22
Jul 16

Apprenticeships are changing

Posted: Friday 22nd July 2016

Pete Barron, Project Manager leading on the New Apprenticeship Standards updates us on the new changes. 

We have just had confirmation from the government’s Apprenticeship Directorate that the assessment plans for the new Apprenticeship Standards for Adult Care Worker and Lead Adult Care Worker have been approved and the funding band assigned. The assessment plans are now published on the government website alongside the standards.

The Standards set out the competencies for these occupations and the assessment plans describe the method by which those competencies will be assessed.

It also means that the government has decided that the maximum that can be charged to deliver these new Apprenticeship Standards is £3,000. This will be made up of a proportion of funding from the government and a cash contribution from the employer in the ratio of 2:1.

The price for the delivery of the new Apprenticeship Standards is negotiable with learning providers but the funding cap of £3,000 sets the upper limit.

Employers must also now make their contribution in cash terms and ‘in-kind’ payment to learning providers is no longer acceptable. 

This announcement is timely as it coincides with the publication of the government’s Post 16 Skills Plan which proposes that young people are given a choice from two pathways at the age of 16, an academic one leading to A-levels and university, and a technical route with vocational learning and qualifications based on the new Apprenticeship Standards.

Social Care is one of the 15 technical routes proposed by the government.

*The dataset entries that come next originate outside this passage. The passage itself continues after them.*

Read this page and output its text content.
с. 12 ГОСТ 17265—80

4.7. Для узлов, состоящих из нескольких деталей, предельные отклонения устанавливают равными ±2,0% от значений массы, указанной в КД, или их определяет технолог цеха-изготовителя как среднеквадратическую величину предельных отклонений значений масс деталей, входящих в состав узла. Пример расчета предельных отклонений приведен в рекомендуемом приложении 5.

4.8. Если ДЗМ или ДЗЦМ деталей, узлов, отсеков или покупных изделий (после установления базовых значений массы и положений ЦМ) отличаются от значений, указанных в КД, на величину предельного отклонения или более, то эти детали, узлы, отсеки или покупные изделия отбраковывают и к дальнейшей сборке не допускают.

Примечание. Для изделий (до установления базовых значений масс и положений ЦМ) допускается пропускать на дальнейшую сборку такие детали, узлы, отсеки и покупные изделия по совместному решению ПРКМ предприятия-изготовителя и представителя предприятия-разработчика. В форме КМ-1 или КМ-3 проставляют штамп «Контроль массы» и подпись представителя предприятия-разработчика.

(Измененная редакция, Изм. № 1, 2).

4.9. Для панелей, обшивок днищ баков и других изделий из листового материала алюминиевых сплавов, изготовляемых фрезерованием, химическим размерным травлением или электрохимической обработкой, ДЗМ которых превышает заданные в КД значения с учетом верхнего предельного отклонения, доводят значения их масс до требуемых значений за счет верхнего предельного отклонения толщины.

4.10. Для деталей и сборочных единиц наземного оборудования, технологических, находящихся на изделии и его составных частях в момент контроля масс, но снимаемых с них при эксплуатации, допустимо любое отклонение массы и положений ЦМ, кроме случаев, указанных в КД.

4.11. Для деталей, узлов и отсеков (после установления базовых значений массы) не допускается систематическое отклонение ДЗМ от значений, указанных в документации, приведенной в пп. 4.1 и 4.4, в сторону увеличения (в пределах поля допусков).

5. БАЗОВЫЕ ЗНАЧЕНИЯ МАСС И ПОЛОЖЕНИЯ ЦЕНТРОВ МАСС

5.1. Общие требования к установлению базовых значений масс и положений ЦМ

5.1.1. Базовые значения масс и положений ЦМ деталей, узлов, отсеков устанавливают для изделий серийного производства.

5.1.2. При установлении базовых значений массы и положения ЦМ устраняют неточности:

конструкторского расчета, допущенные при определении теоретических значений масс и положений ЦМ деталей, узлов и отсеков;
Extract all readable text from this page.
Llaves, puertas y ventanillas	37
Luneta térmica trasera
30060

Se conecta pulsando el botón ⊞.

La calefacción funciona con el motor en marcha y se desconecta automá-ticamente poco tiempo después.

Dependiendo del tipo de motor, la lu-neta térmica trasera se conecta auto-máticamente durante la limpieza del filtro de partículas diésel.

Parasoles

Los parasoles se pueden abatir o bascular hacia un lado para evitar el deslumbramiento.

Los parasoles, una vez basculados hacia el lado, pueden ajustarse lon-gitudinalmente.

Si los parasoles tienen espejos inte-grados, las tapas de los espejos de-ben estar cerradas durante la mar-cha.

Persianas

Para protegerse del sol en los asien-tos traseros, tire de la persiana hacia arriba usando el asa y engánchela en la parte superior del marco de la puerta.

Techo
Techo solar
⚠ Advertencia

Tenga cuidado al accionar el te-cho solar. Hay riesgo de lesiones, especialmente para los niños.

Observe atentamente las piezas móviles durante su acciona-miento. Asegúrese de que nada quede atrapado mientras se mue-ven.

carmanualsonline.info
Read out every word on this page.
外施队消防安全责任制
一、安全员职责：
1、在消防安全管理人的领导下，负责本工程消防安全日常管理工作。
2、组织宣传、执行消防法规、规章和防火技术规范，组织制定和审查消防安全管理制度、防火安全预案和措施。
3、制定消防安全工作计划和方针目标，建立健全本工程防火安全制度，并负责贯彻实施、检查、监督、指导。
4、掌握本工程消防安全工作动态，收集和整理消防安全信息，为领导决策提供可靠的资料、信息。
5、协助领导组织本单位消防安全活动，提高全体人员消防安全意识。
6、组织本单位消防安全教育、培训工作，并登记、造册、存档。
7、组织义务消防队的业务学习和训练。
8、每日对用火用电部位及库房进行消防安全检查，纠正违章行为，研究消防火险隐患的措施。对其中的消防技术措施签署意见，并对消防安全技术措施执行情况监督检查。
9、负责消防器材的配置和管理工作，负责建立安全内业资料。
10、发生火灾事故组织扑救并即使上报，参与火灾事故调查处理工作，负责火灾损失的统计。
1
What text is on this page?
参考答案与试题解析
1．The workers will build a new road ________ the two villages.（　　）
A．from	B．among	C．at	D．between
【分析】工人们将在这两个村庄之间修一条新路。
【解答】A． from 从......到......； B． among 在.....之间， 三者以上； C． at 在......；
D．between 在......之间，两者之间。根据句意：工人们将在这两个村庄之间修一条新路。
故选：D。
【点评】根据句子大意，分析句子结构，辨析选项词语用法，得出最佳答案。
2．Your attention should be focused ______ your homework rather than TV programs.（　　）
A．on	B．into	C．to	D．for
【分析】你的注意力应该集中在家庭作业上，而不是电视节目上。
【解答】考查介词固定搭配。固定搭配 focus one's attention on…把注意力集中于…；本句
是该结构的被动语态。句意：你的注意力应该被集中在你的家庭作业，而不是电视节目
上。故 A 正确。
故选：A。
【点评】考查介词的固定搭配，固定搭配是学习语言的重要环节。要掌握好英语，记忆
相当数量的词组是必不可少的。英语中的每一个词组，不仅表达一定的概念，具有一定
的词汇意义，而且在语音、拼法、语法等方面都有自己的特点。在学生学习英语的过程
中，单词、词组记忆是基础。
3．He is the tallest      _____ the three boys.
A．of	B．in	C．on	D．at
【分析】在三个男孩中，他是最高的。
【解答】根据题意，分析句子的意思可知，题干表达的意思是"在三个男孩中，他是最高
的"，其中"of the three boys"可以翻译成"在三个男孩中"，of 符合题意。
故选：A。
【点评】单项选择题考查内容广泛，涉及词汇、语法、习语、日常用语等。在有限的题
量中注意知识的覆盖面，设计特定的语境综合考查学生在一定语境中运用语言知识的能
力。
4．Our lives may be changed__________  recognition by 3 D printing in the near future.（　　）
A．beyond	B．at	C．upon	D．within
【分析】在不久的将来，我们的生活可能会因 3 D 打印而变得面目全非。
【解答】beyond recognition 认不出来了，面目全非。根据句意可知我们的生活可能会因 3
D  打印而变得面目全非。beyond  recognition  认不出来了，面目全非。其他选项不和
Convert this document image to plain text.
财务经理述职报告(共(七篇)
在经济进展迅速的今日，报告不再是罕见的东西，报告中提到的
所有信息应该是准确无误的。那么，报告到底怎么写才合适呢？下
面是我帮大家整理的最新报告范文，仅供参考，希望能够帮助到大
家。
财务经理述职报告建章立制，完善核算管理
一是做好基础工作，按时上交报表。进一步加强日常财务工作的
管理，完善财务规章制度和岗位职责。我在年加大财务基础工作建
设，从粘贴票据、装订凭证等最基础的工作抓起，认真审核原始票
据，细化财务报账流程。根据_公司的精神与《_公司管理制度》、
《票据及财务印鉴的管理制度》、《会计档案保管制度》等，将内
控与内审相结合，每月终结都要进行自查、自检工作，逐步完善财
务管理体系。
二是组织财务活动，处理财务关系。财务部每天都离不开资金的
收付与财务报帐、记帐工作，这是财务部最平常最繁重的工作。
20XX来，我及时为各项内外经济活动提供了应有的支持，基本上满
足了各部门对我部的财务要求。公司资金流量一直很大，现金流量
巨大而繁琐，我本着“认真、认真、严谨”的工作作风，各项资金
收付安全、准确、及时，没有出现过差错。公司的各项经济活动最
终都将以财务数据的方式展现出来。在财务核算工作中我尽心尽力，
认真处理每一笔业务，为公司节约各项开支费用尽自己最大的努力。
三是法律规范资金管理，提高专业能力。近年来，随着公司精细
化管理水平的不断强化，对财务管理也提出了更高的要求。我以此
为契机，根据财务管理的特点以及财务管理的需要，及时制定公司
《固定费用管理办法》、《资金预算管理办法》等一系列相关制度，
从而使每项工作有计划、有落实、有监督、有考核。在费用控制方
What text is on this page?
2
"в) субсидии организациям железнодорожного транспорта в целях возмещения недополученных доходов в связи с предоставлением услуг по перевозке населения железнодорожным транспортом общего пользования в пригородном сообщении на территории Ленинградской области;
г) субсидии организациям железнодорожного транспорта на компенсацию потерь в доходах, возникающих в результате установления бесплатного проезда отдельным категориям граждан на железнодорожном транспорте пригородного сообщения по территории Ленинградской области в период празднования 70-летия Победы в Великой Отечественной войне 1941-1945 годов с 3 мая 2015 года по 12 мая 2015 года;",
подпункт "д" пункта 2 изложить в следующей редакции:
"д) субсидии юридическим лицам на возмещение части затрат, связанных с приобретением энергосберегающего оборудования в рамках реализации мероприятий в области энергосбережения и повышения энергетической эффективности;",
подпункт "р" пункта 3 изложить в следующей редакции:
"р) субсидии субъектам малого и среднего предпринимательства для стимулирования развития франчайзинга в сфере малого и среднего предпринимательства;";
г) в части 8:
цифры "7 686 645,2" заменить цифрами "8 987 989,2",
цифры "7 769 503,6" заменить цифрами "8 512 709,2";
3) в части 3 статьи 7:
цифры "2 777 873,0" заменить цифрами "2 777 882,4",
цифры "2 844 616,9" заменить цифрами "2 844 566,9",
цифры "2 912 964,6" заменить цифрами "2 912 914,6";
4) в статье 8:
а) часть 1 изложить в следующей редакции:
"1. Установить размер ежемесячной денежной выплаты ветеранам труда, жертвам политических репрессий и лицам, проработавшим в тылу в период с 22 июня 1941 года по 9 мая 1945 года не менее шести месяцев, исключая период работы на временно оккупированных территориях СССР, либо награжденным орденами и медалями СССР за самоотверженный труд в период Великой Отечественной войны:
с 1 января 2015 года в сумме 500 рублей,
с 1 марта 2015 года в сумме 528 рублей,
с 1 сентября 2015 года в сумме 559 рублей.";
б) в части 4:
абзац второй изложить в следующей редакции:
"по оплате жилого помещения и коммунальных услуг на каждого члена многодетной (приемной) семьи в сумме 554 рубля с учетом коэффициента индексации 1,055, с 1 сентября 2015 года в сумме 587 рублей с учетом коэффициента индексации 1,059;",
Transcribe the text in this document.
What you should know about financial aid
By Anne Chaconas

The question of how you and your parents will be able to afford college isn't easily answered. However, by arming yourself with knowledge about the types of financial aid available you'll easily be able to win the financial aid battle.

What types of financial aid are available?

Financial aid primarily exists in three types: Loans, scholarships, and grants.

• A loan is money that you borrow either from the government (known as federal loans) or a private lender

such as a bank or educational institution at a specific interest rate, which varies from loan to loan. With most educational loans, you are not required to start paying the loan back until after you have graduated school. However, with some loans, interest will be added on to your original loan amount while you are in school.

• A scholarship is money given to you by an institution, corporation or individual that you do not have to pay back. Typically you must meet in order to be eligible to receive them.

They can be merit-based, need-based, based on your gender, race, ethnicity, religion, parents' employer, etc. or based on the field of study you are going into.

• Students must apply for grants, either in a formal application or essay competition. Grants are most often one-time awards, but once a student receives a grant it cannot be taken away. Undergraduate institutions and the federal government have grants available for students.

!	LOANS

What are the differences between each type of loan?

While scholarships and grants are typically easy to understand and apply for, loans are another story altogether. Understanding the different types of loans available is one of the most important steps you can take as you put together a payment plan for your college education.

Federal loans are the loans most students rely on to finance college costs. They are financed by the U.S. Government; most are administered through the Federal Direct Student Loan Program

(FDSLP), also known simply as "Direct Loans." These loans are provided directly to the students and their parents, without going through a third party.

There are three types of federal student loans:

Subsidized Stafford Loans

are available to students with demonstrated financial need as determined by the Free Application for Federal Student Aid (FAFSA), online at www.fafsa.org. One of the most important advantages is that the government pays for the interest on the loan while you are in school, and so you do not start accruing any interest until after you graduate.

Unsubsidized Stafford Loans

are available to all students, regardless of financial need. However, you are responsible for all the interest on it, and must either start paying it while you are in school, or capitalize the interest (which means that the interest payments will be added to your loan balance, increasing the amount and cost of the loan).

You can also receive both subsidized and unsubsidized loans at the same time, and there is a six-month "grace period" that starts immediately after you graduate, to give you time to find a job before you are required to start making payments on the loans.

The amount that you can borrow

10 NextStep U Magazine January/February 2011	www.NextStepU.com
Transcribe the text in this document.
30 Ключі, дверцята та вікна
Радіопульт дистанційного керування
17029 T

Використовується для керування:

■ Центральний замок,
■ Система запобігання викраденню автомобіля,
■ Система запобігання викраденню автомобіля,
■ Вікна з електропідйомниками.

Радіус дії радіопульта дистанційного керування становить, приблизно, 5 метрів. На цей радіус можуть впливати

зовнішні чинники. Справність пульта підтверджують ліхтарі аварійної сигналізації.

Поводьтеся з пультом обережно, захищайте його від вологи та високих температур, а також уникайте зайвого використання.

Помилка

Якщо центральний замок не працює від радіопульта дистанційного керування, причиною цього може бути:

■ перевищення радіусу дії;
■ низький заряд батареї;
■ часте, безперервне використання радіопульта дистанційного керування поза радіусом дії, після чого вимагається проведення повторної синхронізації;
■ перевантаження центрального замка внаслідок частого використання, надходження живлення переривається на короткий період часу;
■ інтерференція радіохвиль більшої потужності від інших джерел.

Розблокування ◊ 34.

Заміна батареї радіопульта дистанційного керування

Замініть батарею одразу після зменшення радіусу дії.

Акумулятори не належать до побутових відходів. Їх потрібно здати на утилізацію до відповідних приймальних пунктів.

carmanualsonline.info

This is positive news for the adult social care sector as we work to improve the visibility of career pathways for young people in particular.

Even though the new Apprenticeship Standards and their assessment plans have been published, there are a lot of practicalities to put in place before it makes sense to register new apprentices on the standards. In the meantime and until further notice from government, the existing frameworks will carry on as before and will be funded as before.

Currently, an employer would not be able to select an end-point assessment organisation for these standards as government will only open applications now the assessment plan is published. Once they have been selected, they will begin the process of designing the actual end-point tests. Finally, the care employers on the Trailblazer group are setting up an external quality assurance system, as is required by government.

And then, of course, the funding system is due to change again in April 2017 with the introduction of the Apprenticeship Levy, the new Institute for Apprenticeships and Technical Education. We will keep you informed and will also run a series of workshops about the new standards so keep watching this space!